There are related systems, just like families have more relatives. Every system has

related systems, but to what degree are they still part of the original system? Every

system is related to every other system, just like everyone on earth has a common

ancestor. But every system is not a part of every other system, just like we are all

not part of the same family. In this way, the nature of systems is very similar to the

nature of families.

Finally, how is science involved in technology and technological systems?

Since the Industrial Revolution, it is obvious that most complex technological

systems are applied science. But it has been thoroughly discussed in this course

that it wasn’t always this way. For all of human history until the 18th century,

technology was just technology, with little to no science used to develop it. We are

constantly told that our lifetimes are just a tiny speck on the timeline of history. But

the issue can be viewed in an entirely different way.

How much life has actually been lived? The Population Reference Bureau

estimates that anywhere between 6%-50% of the people that ever lived, are alive

right now, with the range depending on a large number of factors. (

But even taking the conservative side of that estimate, when combined with the

fact that life-spans are at an all time high for human history, we can say that, most

likely, somewhere around half of the human experiences that have ever happened

will happen in this generation. Are we really just a tiny blip on the timeline? If you

consider human history to be the actual total amount of time lived by humans

(human history = time x population), then surely at least half of “human history”
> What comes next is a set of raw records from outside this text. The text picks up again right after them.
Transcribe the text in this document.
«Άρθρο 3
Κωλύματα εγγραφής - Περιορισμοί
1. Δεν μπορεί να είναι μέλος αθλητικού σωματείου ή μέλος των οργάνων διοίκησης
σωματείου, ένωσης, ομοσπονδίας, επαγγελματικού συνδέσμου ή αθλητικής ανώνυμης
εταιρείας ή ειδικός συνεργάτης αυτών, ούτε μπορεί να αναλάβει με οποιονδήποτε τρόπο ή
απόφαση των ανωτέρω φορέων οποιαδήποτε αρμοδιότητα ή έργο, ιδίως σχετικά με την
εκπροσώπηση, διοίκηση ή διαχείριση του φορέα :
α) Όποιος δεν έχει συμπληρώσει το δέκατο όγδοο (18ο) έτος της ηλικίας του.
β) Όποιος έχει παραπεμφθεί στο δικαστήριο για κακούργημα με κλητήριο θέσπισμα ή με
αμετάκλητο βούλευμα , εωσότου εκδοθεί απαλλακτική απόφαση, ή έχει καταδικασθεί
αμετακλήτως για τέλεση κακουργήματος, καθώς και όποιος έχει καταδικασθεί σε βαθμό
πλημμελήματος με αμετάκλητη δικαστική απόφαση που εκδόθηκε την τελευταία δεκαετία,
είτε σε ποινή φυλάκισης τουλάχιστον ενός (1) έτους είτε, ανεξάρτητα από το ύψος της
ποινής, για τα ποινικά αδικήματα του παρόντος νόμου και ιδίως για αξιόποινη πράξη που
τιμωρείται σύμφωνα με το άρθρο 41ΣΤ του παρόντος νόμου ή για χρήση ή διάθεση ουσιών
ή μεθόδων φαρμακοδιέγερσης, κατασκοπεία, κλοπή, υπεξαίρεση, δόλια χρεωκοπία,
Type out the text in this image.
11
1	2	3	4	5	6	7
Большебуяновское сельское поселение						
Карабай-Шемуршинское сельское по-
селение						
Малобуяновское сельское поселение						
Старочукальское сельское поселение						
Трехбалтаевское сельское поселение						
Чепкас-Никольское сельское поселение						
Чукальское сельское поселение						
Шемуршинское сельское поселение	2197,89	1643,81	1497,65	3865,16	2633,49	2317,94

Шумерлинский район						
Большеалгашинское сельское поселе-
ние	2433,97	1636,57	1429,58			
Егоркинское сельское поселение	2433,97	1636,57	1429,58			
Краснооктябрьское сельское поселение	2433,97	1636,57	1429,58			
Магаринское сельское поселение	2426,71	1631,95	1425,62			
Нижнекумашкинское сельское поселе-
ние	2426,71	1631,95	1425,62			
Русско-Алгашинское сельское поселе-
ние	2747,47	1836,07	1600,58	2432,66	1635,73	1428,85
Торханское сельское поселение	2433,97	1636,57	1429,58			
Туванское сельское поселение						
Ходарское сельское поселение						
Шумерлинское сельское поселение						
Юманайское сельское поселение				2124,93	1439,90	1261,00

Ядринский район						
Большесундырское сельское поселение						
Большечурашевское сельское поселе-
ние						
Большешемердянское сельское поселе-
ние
has occurred since the Industrial Revolution. Let’s combine this perspective with the

fact that life is changing at a much more rapid pace than it ever has. For most of

human history (using the traditional definition), people lived the same way – in a

Paleolithic lifestyle, or a Neolithic lifestyle. From 200,000 years ago until 12,000

years ago, how many technological systems existed? There were no inventors, no

entrepreneurs, and no rapid, abrupt changes to way people lived. This rapid

advancement of culture and introduction of numerous technological systems every

day is a phenomenon that has only been occurring since the Industrial Revolution. It

would not be unreasonable to guess that for every technological system that

existed on earth from 200,000 BC to 10,000 BC, the same number of technological

systems will be invented in 2009. Considering population increase and the rate at

which inventions happen compared to the Paleolithic era, this is probably a

conservative estimate. When using the new perspective on what “human history”

means, and considering the rate at which technological systems come into being,

we realize that the vast majority of all technological systems ever created are, in

fact, applied sciences.

The E-ZPass, while not fascinating in itself, can be used as an example to

determine the boundaries of technological system in general, and the nature of

those systems. Are all technological systems applied sciences? If not, how many?

While it is true that for most of human history, technology was not applied science,

if we consider the fact that most of the human experiences that have ever

happened in history have happened since the Industrial Revolution, and the vast

majority of all technological systems have been invented since the Industrial

Revolution, this new perspective quickly shows us that the vast majority of

technology that has ever existed is, in fact, applied science.